Designing Around Client Logic & Patterns of Web Applications

Learn common patterns used by web applications to manage state.

Designing around client logic

As a web application begins to act more like a desktop application, the application needs to maintain a lot of state and logic that only pertains to the user interface (UI). It doesn’t always make sense to manage the client-only information and logic on the server, so JavaScript applications in the browser became more and more complex.

JavaScript manages the interactions a user has access to, which may be harder to model as CRUD resources and actions. Single-page application JavaScript frameworks often have a different set of actions. As a result, these frameworks have structured themselves quite differently from server-side Rails applications. For example, a primary concern of JavaScript application frameworks is to manage the state of the client’s objects and data that is interacted with, such as which items are active, and the frameworks often favor having many relatively small constructs that manage the data and logic for a small part of the page.

Therefore, a problem for many client-side app frameworks is sharing common state information among otherwise unrelated small components across the page or the app.

On the server side, sharing a common state is not a concern in the same way. A server-side Rails app stores a global state in the database. It generally doesn’t worry about the mutability of individual instances because they don’t last beyond a single request. How, then, would we structure an application that combines server-side logic that is Rails-shaped with client-side interaction that is JavaScript-shaped?

Option 1

One option is to do as little in JavaScript as possible. In this paradigm, the server generates rendered HTML and the client manipulates the existing DOM. When the client wants to update all or part of the page, it makes requests to the server, receives HTML, and inserts that HTML directly into the DOM. This was more or less the original Web 2.0 paradigm. It was also the paradigm supported by early versions of Rails with helper methods. These made remote calls and inserted the returned HTML into a DOM element with a given ID.
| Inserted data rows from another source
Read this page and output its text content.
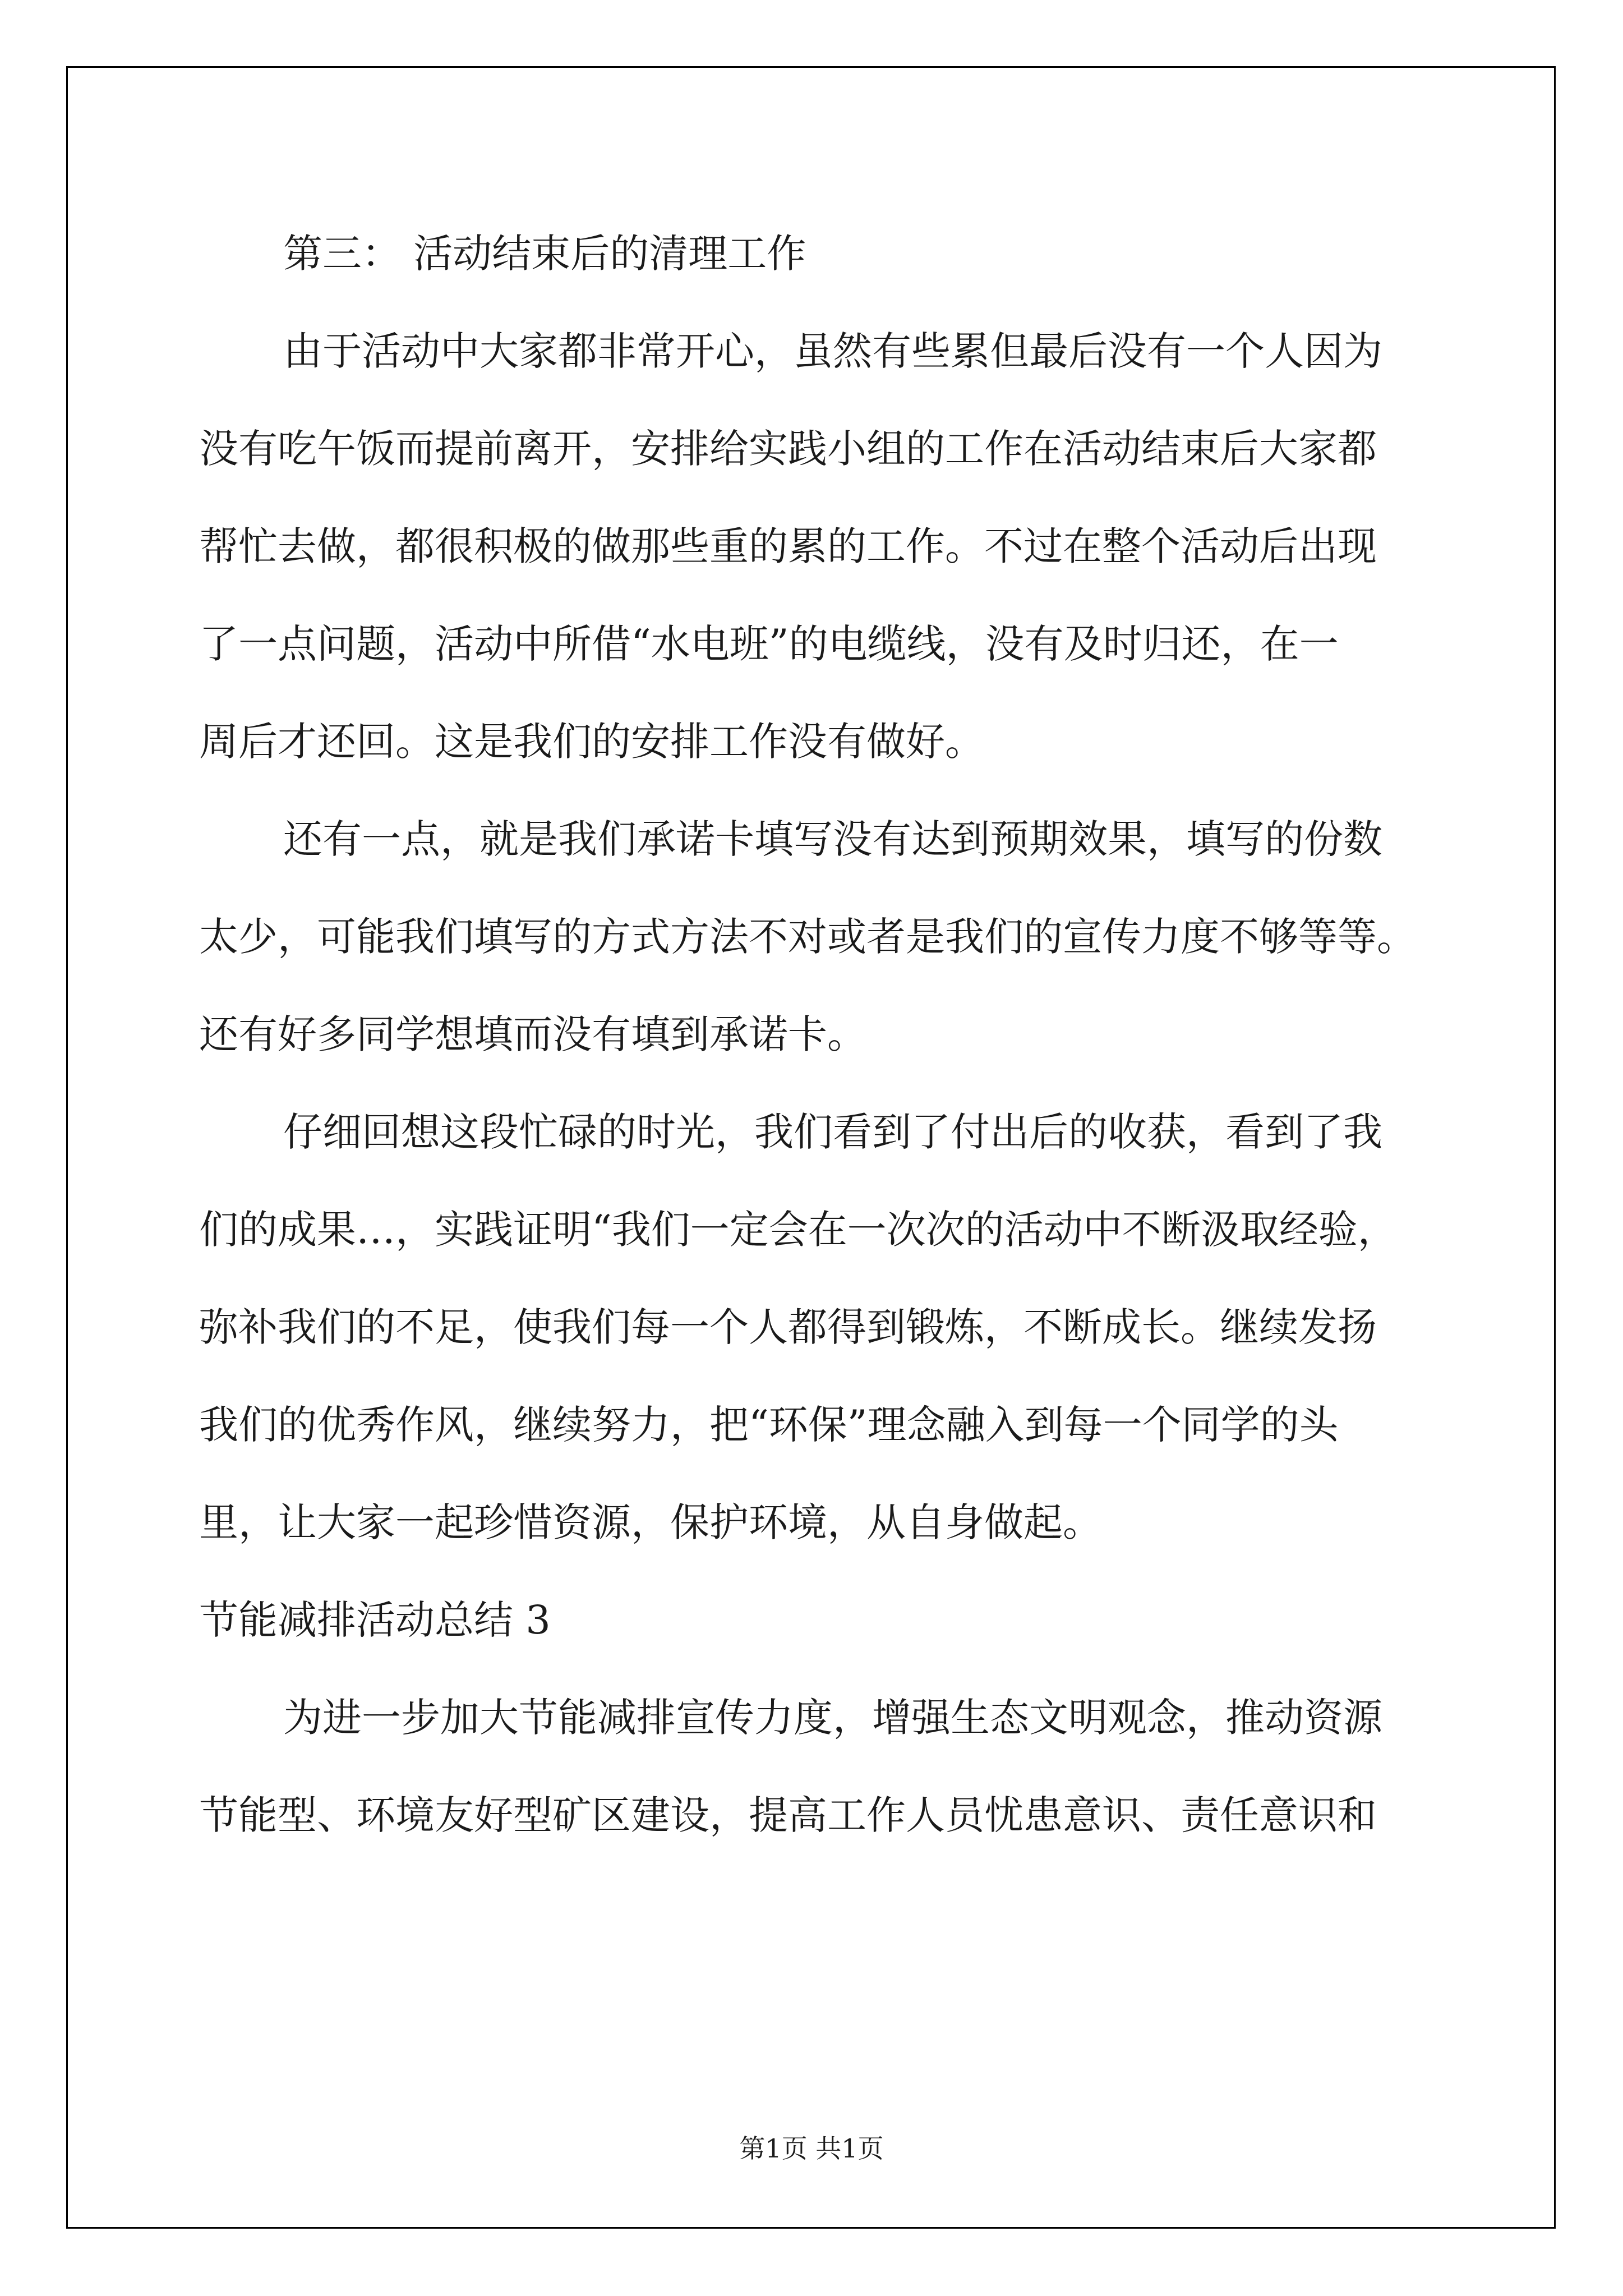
第三： 活动结束后的清理工作
由于活动中大家都非常开心，虽然有些累但最后没有一个人因为
没有吃午饭而提前离开，安排给实践小组的工作在活动结束后大家都
帮忙去做，都很积极的做那些重的累的工作。不过在整个活动后出现
了一点问题，活动中所借“水电班”的电缆线，没有及时归还，在一
周后才还回。这是我们的安排工作没有做好。
还有一点，就是我们承诺卡填写没有达到预期效果，填写的份数
太少，可能我们填写的方式方法不对或者是我们的宣传力度不够等等。
还有好多同学想填而没有填到承诺卡。
仔细回想这段忙碌的时光，我们看到了付出后的收获，看到了我
们的成果…，实践证明“我们一定会在一次次的活动中不断汲取经验，
弥补我们的不足，使我们每一个人都得到锻炼，不断成长。继续发扬
我们的优秀作风，继续努力，把“环保”理念融入到每一个同学的头
里，让大家一起珍惜资源，保护环境，从自身做起。
节能减排活动总结 3
为进一步加大节能减排宣传力度，增强生态文明观念，推动资源
节能型、环境友好型矿区建设，提高工作人员忧患意识、责任意识和
第1页 共1页
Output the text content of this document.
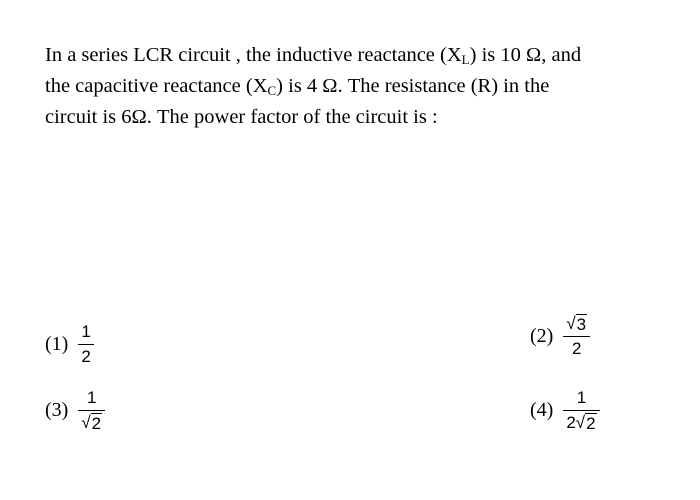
In a series LCR circuit , the inductive reactance $(X_L)$ is 10 Ω, and
the capacitive reactance $(X_C)$ is 4 Ω. The resistance (R) in the
circuit is 6Ω. The power factor of the circuit is :
$(1) \frac{1}{2}$	$(2) \frac{√ 3}{2}$
$(3) \frac{1}{√ 2}$	$(4) \frac{1}{2 √ 2}$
In modern Rails, Hotwire and Turbo allow a more powerful version of this paradigm to create interactive client experiences while writing little to no JavaScript. Again, it helps that many client-side flourishes can now be done in CSS.

Option 2

On the other extreme, we have a single-page JavaScript app that does the maximum amount of work on the client. After sending the original JavaScript, the server is limited to sending data back and forth, usually with JSON. At the same time, the client converts that data to DOM elements using templates or JSX or the like. The client also manages the state of the application, including the address the browser displays in the address bar and the way the browser’s Back button works. The client is responsible for ensuring the server is informed of any data change that needs to be persisted.

Conclusion

Both of these options have their benefits and drawbacks. There’s also a middle ground where individual web pages might have their rich interactions, but we let the server handle the transition between pages.

Patterns of web applications

To make this architecture discussion more concrete, let’s look at how these decisions might play out in a specific web app. Slack is a real-time collaboration and chat application that runs in a browser. Later in the course, we’ll look at how an application might handle real-time chat notifications. For now, let’s focus on two user interactions:

  1. When users click in the sidebar to remain in chat but change the Slack channel they are looking at.

  2. When users click to view their profiles, it completely removes the chat interface and replaces it with something more like a form.

Switching channels

In the first interaction, the basic UI stays in place when the user clicks on a different channel, but all the displayed data changes. There are a few ways to handle this change. One option is to make it so that clicking on a channel triggers a page refresh, sends a normal HTTP request to the server, and redraws the entire page. However, this would likely cause the page to flicker and lead to poor user experience. The Turbo Drive in the Turbo library would prevent any flickering in the app. This is the solution that uses the least amount of JavaScript.